A similar trend was observed for lymphomas (both non-Hodgkin and Hodgkin). Incidence was highest in the first six months after treatment initiation (660 cases per 100,000 person-years) and then fell sharply in the next six months (269 cases per 100,000 person-years).

In contrast, incidence of all non-AIDS-defining cancers increased with longer duration of follow-up. The increase was 7% for each additional year of treatment. Incidence climbed from 416 cases per 100,000 person-years after the first year of therapy to 615 cases per 100,000 person-years after ten years of treatment.

"This increase is likely a consequence of increasing cancer incidence with advancing age, as noted in the general population", write the authors.

Each ten-year increase in age was associated with a doubling in the risk of non-lymphoma cancers and HPV-related cancers (adjusted HR = 2.33; 95% CI, 1.97-2.74).

CD4 cell count at the time HIV therapy was started was also associated with subsequent cancer risk.

Immune suppression at the time of treatment initiation was an especially strong predictor of Kaposi’s sarcoma.
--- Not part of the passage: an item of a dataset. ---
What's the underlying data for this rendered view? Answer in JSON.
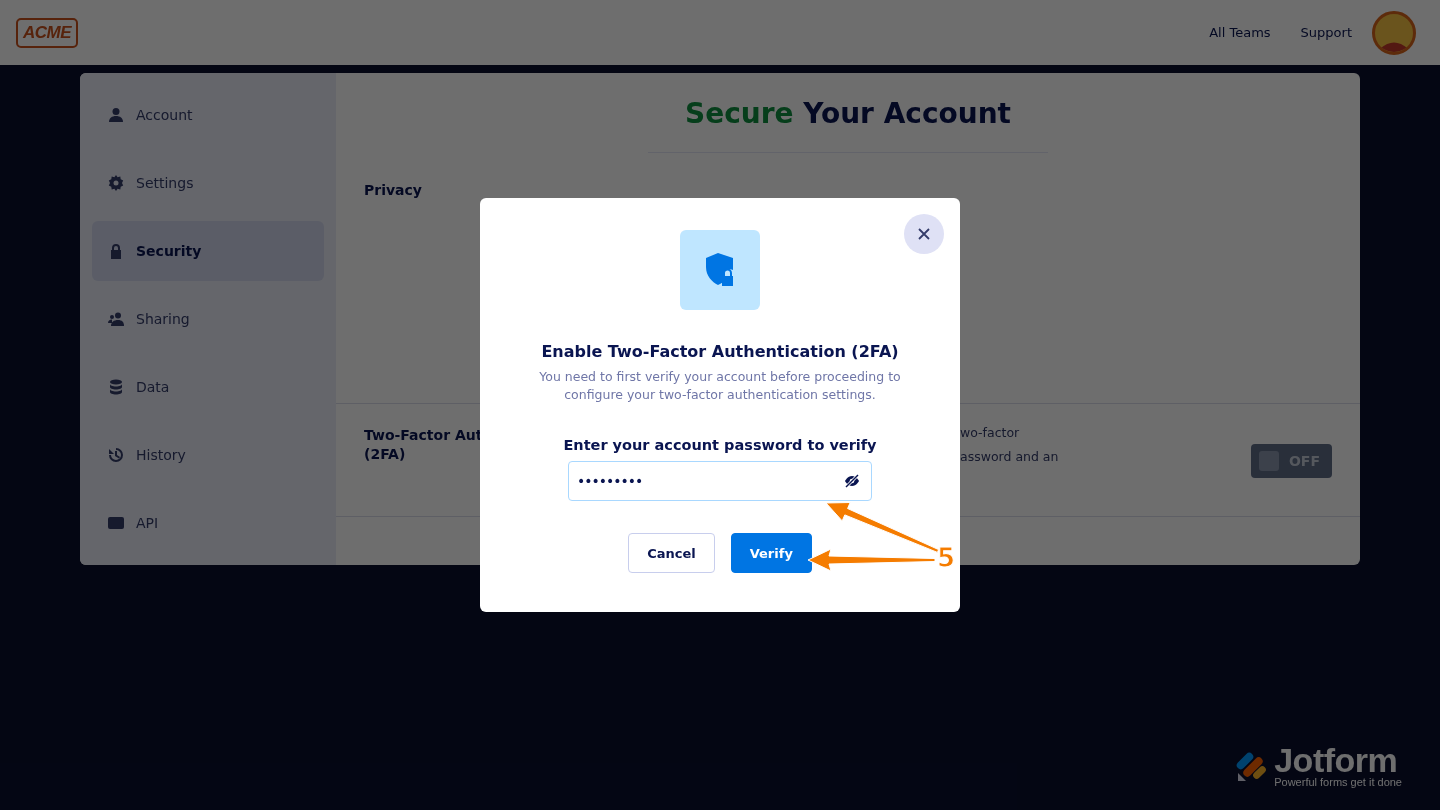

The pattern of a high incidence of this malignancy in the first six months of treatment followed by a steep decline was seen only in people with a baseline CD4 cell count below 200 cells/mm3 (p = 0.002). People with a CD4 cell count above this level when they started therapy had a low incidence of Kaposi’s sarcoma throughout follow-up.
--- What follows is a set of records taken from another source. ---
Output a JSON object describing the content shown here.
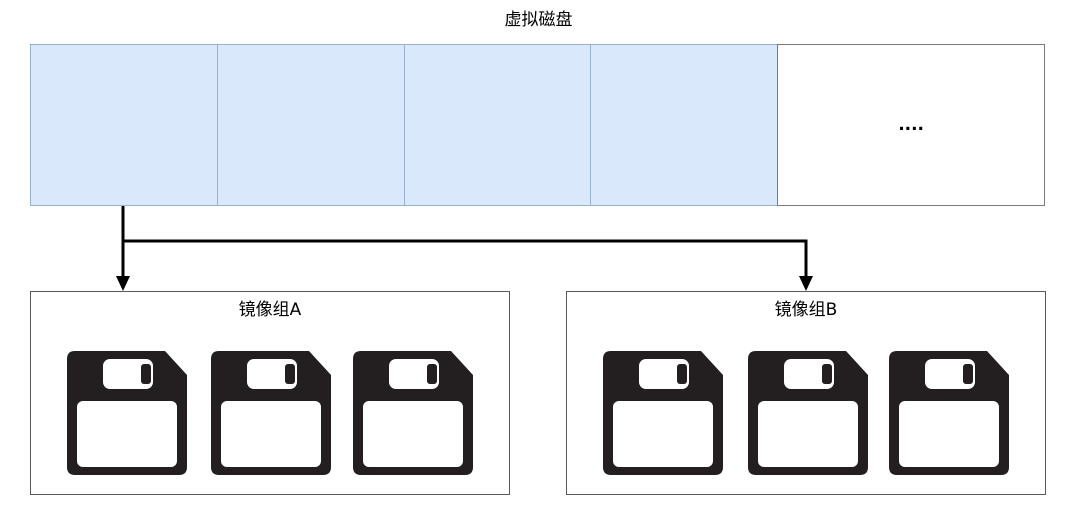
{
  "diagram": {
    "title": "虚拟磁盘",
    "disk_segments": [
      "",
      "",
      "",
      "",
      "...."
    ],
    "groups": [
      {
        "label": "镜像组A",
        "disk_count": 3
      },
      {
        "label": "镜像组B",
        "disk_count": 3
      }
    ],
    "colors": {
      "segment_fill": "#dae8fc",
      "segment_border": "#9ab0cf",
      "icon_fill": "#231f20"
    }
  }
}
A low CD4 cell count was also associated with the development of lymphomas and diagnosis with HPV-related cancers.

The investigators found no evidence that overall cancer incidence declined over time, therefore suggesting "incremental improvements in antiretroviral therapy during the modern antiretroviral therapy era have not had dramatic effects on cancer incidence". They believe this finding "emphasizes the continued need for cancer screening and prevention measures in the HIV population…for instance increased HPV vaccination and anal pap smear screening may help prevent anal cancer, one of the most common malignancies in this population."

The authors also believe their study further supports efforts to reduce rates of late HIV diagnosis.


Yanik EL et al. Incidence and timing of cancer in HIV-infected individuals following initiation of combination antiretroviral therapy. Clin Infect Dis, online edition, 2013.